Per questo un numero di persone, che secondo stime autorevoli poteva aggirarsi attorno alle 250.000 o 270.000[41][42], ivi compreso un certo numero di croati e sloveni antititini, scelse di abbandonare i luoghi di residenza e le relative proprietà. Anche la Commissione storico-culturale italo-slovena, formata nel 1993 dai rispettivi governi per chiarire alcune divergenti vedute sui contenziosi storici tra i due popoli, ha fornito, nel suo rapporto finale del 2000, stime simili per l'intera Venezia Giulia passata nel secondo dopoguerra alla Jugoslavia, il Quarnaro e la Dalmazia. Fra gli esuli italiani, quelli provenienti dal Capodistriano (Capodistria, Pirano, Isola d'Istria) oggi appartenente alla Repubblica di Slovenia sono stati, sempre secondo tale Commissione, 27.000 circa, cui andrebbero aggiunte alcune migliaia di sloveni. Si consideri che l'esodo si sviluppò, in massima parte, in un lasso di tempo non breve: compreso tra il 1943 e 1956.[43]
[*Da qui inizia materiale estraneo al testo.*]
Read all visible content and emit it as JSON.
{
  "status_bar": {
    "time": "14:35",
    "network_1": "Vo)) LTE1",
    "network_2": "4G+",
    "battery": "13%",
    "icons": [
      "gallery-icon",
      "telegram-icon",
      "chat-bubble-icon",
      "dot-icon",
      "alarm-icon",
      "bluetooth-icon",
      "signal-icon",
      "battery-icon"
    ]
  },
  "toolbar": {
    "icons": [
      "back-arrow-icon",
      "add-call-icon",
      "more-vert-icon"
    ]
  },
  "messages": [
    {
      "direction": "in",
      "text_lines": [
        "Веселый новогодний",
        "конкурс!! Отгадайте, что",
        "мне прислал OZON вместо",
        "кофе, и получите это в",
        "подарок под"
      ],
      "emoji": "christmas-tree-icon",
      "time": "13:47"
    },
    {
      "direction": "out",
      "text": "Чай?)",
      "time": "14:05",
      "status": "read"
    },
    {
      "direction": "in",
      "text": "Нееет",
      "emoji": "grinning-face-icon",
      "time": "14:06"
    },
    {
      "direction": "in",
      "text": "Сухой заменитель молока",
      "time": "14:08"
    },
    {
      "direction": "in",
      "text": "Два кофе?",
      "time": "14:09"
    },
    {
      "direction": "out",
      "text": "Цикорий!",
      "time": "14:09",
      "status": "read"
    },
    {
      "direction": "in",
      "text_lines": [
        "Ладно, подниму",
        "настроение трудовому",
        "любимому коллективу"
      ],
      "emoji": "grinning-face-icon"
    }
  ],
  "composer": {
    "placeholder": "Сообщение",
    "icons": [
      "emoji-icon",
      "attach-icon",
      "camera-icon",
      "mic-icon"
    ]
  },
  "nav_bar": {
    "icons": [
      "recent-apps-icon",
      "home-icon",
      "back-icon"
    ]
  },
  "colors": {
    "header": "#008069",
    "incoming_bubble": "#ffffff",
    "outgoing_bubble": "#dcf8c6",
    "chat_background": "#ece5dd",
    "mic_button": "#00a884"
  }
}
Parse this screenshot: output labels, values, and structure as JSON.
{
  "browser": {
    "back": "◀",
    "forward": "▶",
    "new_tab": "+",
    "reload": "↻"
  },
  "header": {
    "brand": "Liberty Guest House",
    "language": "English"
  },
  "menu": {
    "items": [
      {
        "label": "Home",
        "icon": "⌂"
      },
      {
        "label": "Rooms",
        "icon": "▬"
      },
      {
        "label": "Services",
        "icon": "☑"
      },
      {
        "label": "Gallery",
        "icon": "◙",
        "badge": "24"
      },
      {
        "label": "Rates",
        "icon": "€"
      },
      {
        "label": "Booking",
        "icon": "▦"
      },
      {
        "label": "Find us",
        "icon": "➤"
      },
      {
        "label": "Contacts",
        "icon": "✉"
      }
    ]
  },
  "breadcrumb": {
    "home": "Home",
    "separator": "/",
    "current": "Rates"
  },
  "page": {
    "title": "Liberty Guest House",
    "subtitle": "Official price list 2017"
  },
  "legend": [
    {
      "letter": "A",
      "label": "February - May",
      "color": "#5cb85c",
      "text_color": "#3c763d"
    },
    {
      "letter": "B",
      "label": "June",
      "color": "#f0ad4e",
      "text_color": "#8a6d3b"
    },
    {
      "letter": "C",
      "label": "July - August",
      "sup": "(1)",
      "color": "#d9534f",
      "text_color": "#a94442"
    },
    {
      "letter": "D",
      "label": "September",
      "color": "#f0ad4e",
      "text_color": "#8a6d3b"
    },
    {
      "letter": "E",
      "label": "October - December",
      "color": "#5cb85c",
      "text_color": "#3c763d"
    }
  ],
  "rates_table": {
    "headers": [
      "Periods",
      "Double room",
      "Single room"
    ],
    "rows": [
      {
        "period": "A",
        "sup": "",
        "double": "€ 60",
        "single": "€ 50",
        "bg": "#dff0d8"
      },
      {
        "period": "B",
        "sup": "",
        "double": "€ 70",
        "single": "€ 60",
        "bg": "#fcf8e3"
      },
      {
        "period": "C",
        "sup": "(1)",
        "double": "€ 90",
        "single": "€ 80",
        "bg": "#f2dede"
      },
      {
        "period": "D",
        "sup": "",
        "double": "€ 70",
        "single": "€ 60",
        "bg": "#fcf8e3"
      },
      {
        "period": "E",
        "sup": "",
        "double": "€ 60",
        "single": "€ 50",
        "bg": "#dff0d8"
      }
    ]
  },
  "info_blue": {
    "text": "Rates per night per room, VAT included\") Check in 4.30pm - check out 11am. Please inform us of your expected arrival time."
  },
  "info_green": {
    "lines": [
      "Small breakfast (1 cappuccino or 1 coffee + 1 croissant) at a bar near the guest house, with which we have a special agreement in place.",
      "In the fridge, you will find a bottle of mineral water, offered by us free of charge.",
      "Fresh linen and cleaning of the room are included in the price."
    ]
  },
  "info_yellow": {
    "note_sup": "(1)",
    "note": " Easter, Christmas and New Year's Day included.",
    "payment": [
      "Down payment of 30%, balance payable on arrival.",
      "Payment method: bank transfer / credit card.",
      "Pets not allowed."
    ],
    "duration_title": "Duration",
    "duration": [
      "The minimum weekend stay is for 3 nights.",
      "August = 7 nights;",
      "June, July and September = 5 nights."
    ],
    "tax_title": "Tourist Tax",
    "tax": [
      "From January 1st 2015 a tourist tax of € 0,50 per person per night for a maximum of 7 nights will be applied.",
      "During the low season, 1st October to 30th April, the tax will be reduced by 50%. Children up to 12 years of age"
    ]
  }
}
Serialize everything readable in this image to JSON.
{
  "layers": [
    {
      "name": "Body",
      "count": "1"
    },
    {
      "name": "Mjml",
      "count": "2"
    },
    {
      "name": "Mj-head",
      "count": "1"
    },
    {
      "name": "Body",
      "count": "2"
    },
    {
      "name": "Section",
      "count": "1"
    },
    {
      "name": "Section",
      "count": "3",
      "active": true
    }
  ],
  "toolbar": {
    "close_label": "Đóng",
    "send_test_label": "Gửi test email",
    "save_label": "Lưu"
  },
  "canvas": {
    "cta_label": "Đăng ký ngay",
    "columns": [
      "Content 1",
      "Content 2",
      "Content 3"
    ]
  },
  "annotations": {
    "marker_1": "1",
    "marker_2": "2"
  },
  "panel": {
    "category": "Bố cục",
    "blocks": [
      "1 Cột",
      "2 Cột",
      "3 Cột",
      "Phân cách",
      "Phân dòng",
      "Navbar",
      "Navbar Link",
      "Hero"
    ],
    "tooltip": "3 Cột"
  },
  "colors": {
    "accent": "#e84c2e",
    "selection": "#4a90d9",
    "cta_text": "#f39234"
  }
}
  • Ministero degli Esteri italiano: fra i 250.000 circa (secondo i dati di una commissione presieduta da Amedeo Colella e pubblicati nel 1958) e i 270.000 stimati al termine dell'esodo[44]
  • Marina Cattaruzza, storica italiana: almeno 250.000 persone[45]
  • Olinto Mileta Mattiuz, demografo italiano: venetofono-romanzi autoctoni 188.000; immigrati tra le due guerre dall’Italia 36.000; figli di immigrati 3.700; sloveni autoctoni 34.000; croati autoctoni 12.000; rientri di funzionari italiani dalle zone di confine (militari, amministrativi con famiglie) 24.000; rumeni, ungheresi, albanesi 4.300[46]
  • Raoul Pupo, storico italiano, scrive:

«Sulle dimensioni complessive dell'esodo vi è nella letteratura ampia discordanza, legata per un verso al fatto che un conteggio esatto non venne compiuto quando ciò era ancora possibile, per l'altro all'utilizzo politico delle stime compiuto sia in Italia che nella ex Iugoslavia: si oscilla così da ipotesi al ribasso di 200.000 unità - che in realtà comprendono solo i profughi censiti in Italia, trascurando i molti, che, soprattutto nei primi anni del dopoguerra emigrarono senza passare per l'Italia e comunque senza procedere ad alcuna forma di registrazione nel nostro Paese - fino ad amplificazioni a 350.000 esodati, difficilmente compatibili con la consistenza della popolazione italiana d'anteguerra nei territori interessati all'esodo. Stime più equilibrate, risalenti alla fine degli anni cinquanta e successivamente riprese, inducono a fissare le dimensioni presunte dell'esodo attorno al quarto di milione di persone." (R. Pupo, L'esodo degli Italiani da Zara, da Fiume e dall'Istria: un quadro fattuale, [in:] Esodi. Trasferimenti forzati di popolazione nel Novecento europeo, Napoli, 2000, p. 205-206, n. 40)»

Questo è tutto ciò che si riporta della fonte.